Cette situation est due au manque global de médecins – entre 2012 et 2021, la densité médicale a encore diminué de 2,2 %, passant de 325 à 318 médecins pour 100 000 habitants. Une médecine à deux vitesses s'est ainsi peu à peu installée : d'un côté, les centres-villes, certaines métropoles et des zones attractives qui concentrent toujours plus de médecins ; de l'autre, les périphéries, les villes moyennes et les zones rurales où la médecine de proximité se délite à vitesse grand V. Un rapport sénatorial de 2020 a relevé que la carte des déserts médicaux épouse les dynamiques économiques et démographiques locales et qu'elle se rapproche fortement de la carte des gilets jaunes.
Notons toutefois que même les grands centres urbains connaissent des difficultés : « On a l'impression que ça ne peut pas arriver ici mais si on compare avec la densité de population, on se rend tout de suite compte qu'il y a un problème avec le nombre de médecins. Rien que dans mon quartier, trois généralistes sont partis à la retraite en peu de temps. Ça devient franchement la cata ! », témoigne Éléonor Halimi Mardoukh, médecin généraliste à Paris, et qui en plus de s'occuper de sa patientèle locale, reçoit pour la moitié de ses consultations des personnes venant des déserts médicaux. C'est un fait que ce sont les classes populaires qui habitent dans ces territoires qui pâtissent le plus de cette situation, ces territoires où l'espérance de vie est raccourcie, où les cancers ne sont pas dépistés, où des maladies chroniques s'installent et ne sont pas surveillées, où les secours arrivent trop tard. Dans le pays de la sécurité sociale, la santé devient un produit de luxe.
Or depuis cinq ans, le Gouvernement n'a pas été à la hauteur – quand sa politique n'a pas été tout simplement contreproductive. La suppression du numerus clausus ne résoudra pas la situation avant une dizaine d'années, et le numerus apertus, dans les faits, ne se décrète pas : il faut donner des moyens aux universités et aux établissements qui accueillent les internes d'ouvrir des places et d'assurer la qualité de la formation.

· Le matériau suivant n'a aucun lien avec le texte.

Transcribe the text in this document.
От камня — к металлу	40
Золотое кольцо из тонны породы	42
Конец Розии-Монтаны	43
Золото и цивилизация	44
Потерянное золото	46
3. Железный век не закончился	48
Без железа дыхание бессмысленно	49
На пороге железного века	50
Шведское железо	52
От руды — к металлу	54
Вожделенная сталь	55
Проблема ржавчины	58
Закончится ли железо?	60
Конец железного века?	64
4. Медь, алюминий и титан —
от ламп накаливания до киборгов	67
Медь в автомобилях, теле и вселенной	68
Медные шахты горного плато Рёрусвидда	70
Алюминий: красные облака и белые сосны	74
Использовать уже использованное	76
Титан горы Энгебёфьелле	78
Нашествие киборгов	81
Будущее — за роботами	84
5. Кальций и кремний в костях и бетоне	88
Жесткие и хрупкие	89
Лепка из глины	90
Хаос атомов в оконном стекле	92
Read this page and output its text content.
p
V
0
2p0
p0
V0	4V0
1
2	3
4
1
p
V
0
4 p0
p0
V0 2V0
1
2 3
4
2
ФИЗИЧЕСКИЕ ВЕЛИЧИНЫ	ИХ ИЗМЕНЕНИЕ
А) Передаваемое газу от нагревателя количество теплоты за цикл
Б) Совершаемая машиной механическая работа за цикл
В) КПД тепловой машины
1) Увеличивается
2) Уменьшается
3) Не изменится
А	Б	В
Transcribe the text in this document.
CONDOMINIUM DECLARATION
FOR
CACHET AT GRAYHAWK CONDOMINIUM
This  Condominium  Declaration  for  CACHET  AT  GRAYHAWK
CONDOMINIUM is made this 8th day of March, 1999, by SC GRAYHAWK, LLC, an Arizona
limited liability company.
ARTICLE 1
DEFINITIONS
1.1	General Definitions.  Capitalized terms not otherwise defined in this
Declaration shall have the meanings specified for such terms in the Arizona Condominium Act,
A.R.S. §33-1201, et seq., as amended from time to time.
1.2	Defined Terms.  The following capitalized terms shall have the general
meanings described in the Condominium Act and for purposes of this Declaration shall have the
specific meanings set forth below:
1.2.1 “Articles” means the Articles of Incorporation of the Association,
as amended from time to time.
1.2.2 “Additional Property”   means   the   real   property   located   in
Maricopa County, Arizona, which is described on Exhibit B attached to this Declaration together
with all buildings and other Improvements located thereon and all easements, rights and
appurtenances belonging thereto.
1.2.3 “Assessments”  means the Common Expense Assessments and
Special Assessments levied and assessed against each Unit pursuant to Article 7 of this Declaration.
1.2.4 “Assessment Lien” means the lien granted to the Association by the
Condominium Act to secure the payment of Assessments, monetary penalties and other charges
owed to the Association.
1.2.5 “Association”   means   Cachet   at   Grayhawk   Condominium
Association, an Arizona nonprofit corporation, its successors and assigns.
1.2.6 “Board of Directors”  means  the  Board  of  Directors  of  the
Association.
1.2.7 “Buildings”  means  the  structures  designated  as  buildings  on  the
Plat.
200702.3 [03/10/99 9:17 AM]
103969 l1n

Alors que les urgences représentent pour certains le seul accès aux soins, celui-ci est toujours plus hasardeux avec la fermeture de nombreux services. Pas moins de 6 millions de personnes sont obligées de s'y rendre en raison de l'absence de médecin généraliste mais le Gouvernement estime pertinent de les culpabiliser et de les dissuader de le faire avec le nouveau forfait patient urgences (FPU). Quant aux incitations financières qu'il propose pour remédier aux déserts médicaux, il s'agit d'une voie dispendieuse qui a montré son inefficacité.
Face à cette situation d'urgence, des mesures immédiates, applicables le plus vite possible, doivent être prises. La régulation en fait partie, conformément aux recommandations du rapport de la Cour des comptes daté de 2017. De nombreux professionnels de santé réunis au sein de l'Association de citoyens contre les déserts médicaux y sont également favorables.
Aux yeux des députés du groupe La France insoumise, la proposition de loi de notre collègue va dans le bon sens, mais pour résoudre le problème structurel, il faut des moyens d'ampleur, qui permettraient de recruter des médecins publics, d'augmenter les moyens des facultés, de mobiliser la médecine libérale et hospitalière, de réinvestir dans les hôpitaux de proximité et de développer les coopératives médicales. C'est la politique que nous mettrons en œuvre une fois au pouvoir.